I suspect that any remaining uncertainty will then be dealt with through prosecutorial discretion. A public library that lets a belligerent “I’ll never scan your Deep-State, NWO tracking code” individual push through its doors just won’t get prosecuted (but that brave freedom-loving individual might). Conversely, a pub that doesn’t make any effort to get its patrons to register their presence because “we know who our regulars are” very well may get prosecuted. And in between such cases will be the inevitable grey areas where we lawyers love to live.
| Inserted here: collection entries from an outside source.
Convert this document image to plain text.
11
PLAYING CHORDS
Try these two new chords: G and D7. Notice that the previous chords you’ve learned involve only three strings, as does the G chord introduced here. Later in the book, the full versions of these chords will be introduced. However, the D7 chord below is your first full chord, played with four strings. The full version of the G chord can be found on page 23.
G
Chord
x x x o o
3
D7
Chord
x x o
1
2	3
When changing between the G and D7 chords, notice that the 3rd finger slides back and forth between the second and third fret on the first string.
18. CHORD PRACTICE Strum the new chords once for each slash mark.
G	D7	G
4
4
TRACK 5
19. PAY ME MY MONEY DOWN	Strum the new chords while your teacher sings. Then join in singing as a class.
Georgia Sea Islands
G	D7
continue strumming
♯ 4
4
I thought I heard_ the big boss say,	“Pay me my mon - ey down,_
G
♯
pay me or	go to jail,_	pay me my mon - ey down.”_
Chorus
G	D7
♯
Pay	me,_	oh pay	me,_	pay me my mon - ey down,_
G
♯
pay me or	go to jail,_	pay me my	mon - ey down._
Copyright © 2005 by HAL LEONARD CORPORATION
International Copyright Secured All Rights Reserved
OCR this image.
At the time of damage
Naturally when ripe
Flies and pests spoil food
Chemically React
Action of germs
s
What the new scan or sign-in obligation does represent, however, is an effort to bring about a shift-change in our social behaviour. We by-and-large collectively function on the basis that what we do in our lives is our business alone. (In practice, of course, the omnipresence of cellular devices and social media company data collection has made “it’s solely my business what I do and where I do it” largely illusory, but we ignore that fact because give us convenience or give us death.) That presumption then made us really bad at registering our movements; scratch our skin and not far beneath lurks our own private Sandra Goudie. And being bad at registering our movements stuffs up the contact tracing process, resulting in even worse impositions on our liberties when delta arrives, as we’re seeing at the moment.
For that reason, shifting our social behaviour through mandatory scan or sign-in requirements actually is a freedom-enhancing move. One thing, however, that I do think should be considered is some sort of legislative guarantee that the information gathered can only ever be used for Covid-related contact tracing purposes. As Andrew Chen points out in his excellent post on mandatory record-keeping for contact tracing – go and read it as soon as you finish here – other jurisdictions have found such information very useful for other purposes. And while our police and other government organisations have promised they will not do likewise here, the value of that promise without legal backing can always be questioned.
Because, I’m very happy to be required to register my movements for the purposes of helping combat a life-and-health threatening pandemic. As I say, doing so strikes me as being a low-cost, high-value response. But using the Covid threat as a Trojan horse to build up a record of citizens’ movements for other purposes (no matter how “justified”) would be a real betrayal of our collective commitment to keep each other safe and well.